Начинается книга прелестной миниатюрой «Удивительный автопортрет». Этот автопортрет запечатлен на листе с мастерскими набросками конских голов, в одной из них узнаешь — слегка ошарашенно — профиль самого поэта. Пушкин вообразил себя лошадью. Невероятно, право… впрочем, так ли уж это невероятно. Вспоминаются удивительные слова Веры Инбер о молодом Борисе Пастернаке: он похож на араба и на его коня. Впрочем, это сходство сохранилось и в седом поэте, старым он так и не стал. Пастернак уходил седым юношей, на редкость красивым и легким арабом-кентавром.
Ну, а у Пушкина не меньше прав на подобное сравнение, ведь он и впрямь был арабом по материнской линии да и скакуньего трепета ему не занимать стать.
Но в рисунке есть другой секрет. Пушкина звали в лицее «француз» или «обезьяна с тигром». Керцелли справедливо утверждает, что то не было двумя кличками, как ошибочно полагал Тынянов («Кюхля»), а вольтеровской расшифровкой французского характера: смесь обезьяны с тигром. В конском профиле поэта, если сосредоточиться на маленькой выпуклости, не присущей лошади, а у обезьяны обозначающей нос, отчетливо проглянет не Пушкин-скакун, а Пушкин-обезьяна. Более того, окажись этот профиль на отдельном листе, мы не сомневались бы, что поэт примерил маску обезьяны, лишь близость конских голов возводит портрет «в лошадиный чин».
Л. Керцелли вспоминает разговор Тургенева с Толстым, когда, гуляя, они наткнулись на старого изработавшегося мерина. Ласково поглаживая беднягу, Толстой стал говорить, что этот мерин должен чувствовать и думать. «Я положительно заслушался, — пишет Тургенев. — Он не только вошел сам, но и меня ввел в положение несчастного существа. Я не выдержал и сказал: — Послушайте, Лев Николаевич, право, вы когда-нибудь были лошадью».

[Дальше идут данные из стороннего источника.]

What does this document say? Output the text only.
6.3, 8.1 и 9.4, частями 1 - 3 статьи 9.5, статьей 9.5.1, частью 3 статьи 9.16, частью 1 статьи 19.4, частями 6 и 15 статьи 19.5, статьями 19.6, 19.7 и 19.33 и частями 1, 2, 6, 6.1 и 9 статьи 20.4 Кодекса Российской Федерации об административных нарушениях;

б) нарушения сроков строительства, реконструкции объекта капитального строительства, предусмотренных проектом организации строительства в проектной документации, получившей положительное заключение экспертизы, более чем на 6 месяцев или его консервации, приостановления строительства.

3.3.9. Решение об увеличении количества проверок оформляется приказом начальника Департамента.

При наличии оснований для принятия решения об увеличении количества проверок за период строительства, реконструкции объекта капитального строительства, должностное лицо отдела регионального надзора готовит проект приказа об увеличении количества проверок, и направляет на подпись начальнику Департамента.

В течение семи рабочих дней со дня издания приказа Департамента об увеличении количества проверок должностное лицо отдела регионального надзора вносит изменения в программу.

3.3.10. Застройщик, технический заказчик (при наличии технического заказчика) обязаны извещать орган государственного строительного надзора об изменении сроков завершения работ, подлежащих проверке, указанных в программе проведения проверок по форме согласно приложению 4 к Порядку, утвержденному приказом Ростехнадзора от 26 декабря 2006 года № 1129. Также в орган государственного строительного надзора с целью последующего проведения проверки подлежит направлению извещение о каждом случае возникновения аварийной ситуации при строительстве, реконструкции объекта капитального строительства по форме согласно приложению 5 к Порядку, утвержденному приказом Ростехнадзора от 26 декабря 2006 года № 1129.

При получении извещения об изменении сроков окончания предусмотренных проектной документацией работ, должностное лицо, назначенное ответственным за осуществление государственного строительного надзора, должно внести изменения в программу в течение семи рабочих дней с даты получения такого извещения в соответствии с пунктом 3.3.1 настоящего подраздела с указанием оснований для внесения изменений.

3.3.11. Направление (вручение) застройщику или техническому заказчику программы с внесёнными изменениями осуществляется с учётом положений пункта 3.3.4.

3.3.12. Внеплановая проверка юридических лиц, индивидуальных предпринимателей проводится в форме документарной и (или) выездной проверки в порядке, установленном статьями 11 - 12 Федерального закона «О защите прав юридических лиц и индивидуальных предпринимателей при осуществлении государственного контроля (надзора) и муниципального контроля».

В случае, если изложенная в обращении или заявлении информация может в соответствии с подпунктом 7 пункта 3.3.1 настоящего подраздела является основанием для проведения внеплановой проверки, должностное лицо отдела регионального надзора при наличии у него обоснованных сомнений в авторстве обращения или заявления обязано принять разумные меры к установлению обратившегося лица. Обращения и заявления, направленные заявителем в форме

Конечно, был, иначе не написал бы «Холстомера». И Пушкин был, раз существует этот рисунок. Да ведь сказал же Маяковский, что все мы немного лошади. Жаль лишь, что Керцелли не объяснила, почему Пушкин, судя по этому рисунку, ощущал себя довольно печальным конягой. А это очень интересно. Ведь Керцелли убедила нас, что в беглости пушкинских рисунков — тайнопись его души, его внутреннего состояния в пору работы над рукописью, в них можно вычитать больше, чем в дневниковых записях, ибо тут обнажается работа подсознания, которое важнее «внешнего» разума. Но, загадав нам загадку и подведя к ее разрешению, Керцелли вдруг спохватилась и предоставила последние выводы делать нам самим. Быть может, тут сказалось ее исследовательское целомудрие, чурающееся домыслов, которые хоть частично не могут быть подтверждены документально. Да и тема больно деликатная: все-таки великий поэт в лошадином образе… Наверное, она права, оборвав себя на полуслове…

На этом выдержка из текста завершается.